Was unter Native Advertising im Social-Media-Umfeld zu verstehen ist
Bei dieser Leistung geht es um bezahlte Inhalte, die nicht wie klassische Display-Werbung als separater Banner auftreten, sondern als inhaltlich eingebettete Formate. Dazu gehören gesponserte Beiträge, bezahlte redaktionelle Kooperationen, promotete Videos oder plattformtypische Feed-Inhalte mit Werbekennzeichnung. Der inhaltliche Schwerpunkt liegt meist auf Information, Einordnung, Anwendung oder Storytelling statt auf einem rein werblichen Kurzimpuls.

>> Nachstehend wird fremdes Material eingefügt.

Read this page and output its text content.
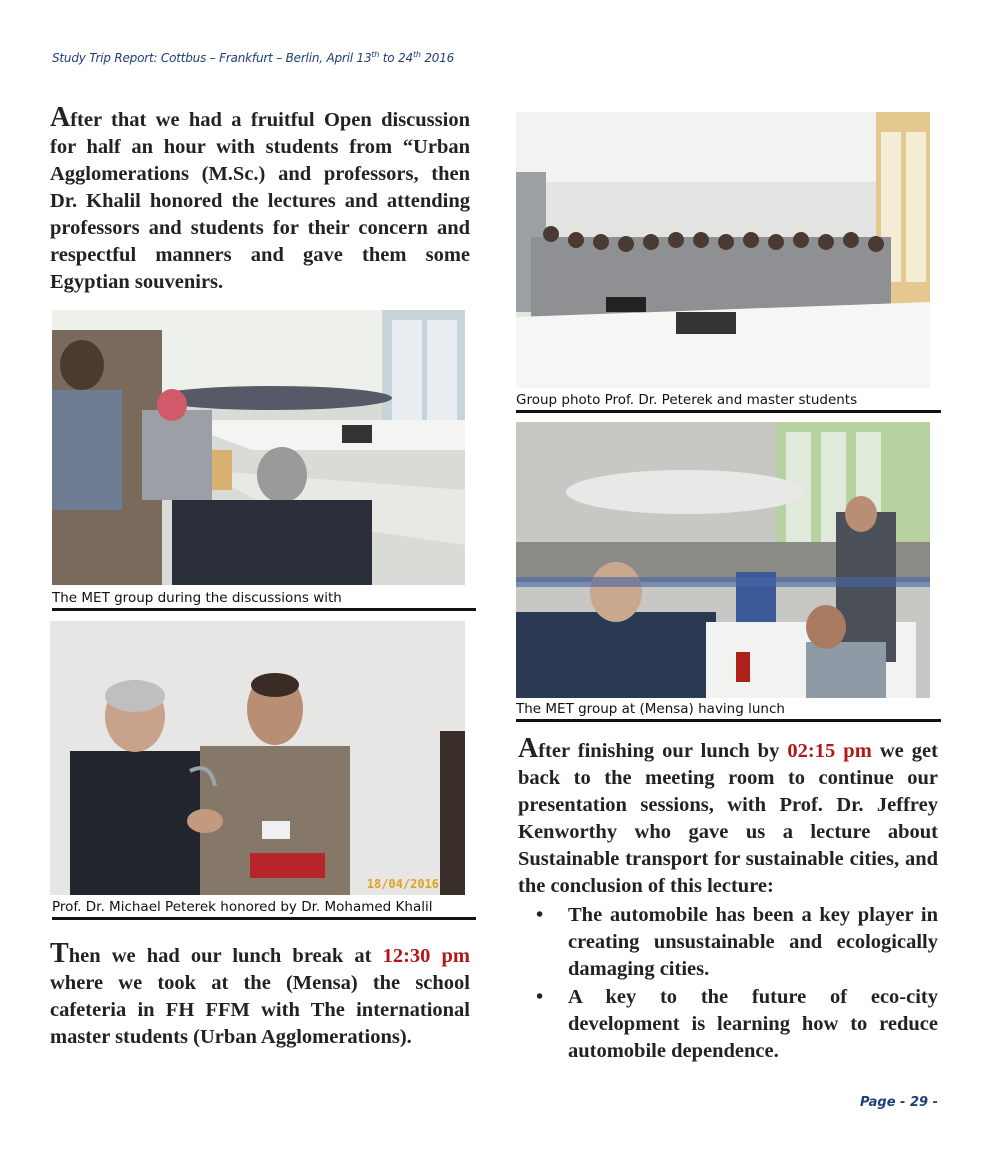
Study Trip Report: Cottbus – Frankfurt – Berlin, April 13th to 24th 2016
After that we had a fruitful Open discussion for half an hour with students from “Urban Agglomerations (M.Sc.) and professors, then Dr. Khalil honored the lectures and attending professors and students for their concern and respectful manners and gave them some Egyptian souvenirs.
The MET group during the discussions with
18/04/2016
Prof. Dr. Michael Peterek honored by Dr. Mohamed Khalil
Then we had our lunch break at 12:30 pm where we took at the (Mensa) the school cafeteria in FH FFM with The international master students (Urban Agglomerations).
Group photo Prof. Dr. Peterek and master students
The MET group at (Mensa) having lunch
After finishing our lunch by 02:15 pm we get back to the meeting room to continue our presentation sessions, with Prof. Dr. Jeffrey Kenworthy who gave us a lecture about Sustainable transport for sustainable cities, and the conclusion of this lecture:
• The automobile has been a key player in creating unsustainable and ecologically damaging cities.
• A key to the future of eco-city development is learning how to reduce automobile dependence.
Page - 29 -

Typische Einsatzbereiche von Sponsored Content
Sponsored Content wird eingesetzt, wenn komplexere Inhalte vermittelt werden sollen als mit kurzen Anzeigenformaten. Das betrifft etwa Produkte mit Erklärungsbedarf, thematische Kampagnen, Inhalte zur Positionierung einer Marke oder die Verbreitung von Fachbeiträgen, Interviews und Anwendungsbeispielen. Im Social-Media-Bereich eignet sich das Format besonders für Feed-Umfelder, in denen Nutzerinnen und Nutzer Inhalte konsumieren, teilen oder kommentieren.
Formate, Ausspielung und inhaltliche Ausprägungen
Die konkrete Ausprägung hängt von Plattform, Zielgruppe und Inhalt ab. Üblich sind Bild- und Video-Posts, Carousel-Formate, bezahlte Artikelteaser, redaktionell aufbereitete Beiträge oder Kooperationen mit Medien und Publishern, die über soziale Kanäle verbreitet werden. Inhaltlich reichen die Formate von Produktkontext und Anwendungsszenarien bis zu Meinungsbeiträgen, Hintergrundthemen oder edukativen Inhalten. Anders als bei rein performanceorientierten Anzeigen steht nicht nur die direkte Reaktion, sondern auch die inhaltliche Einbettung im Vordergrund.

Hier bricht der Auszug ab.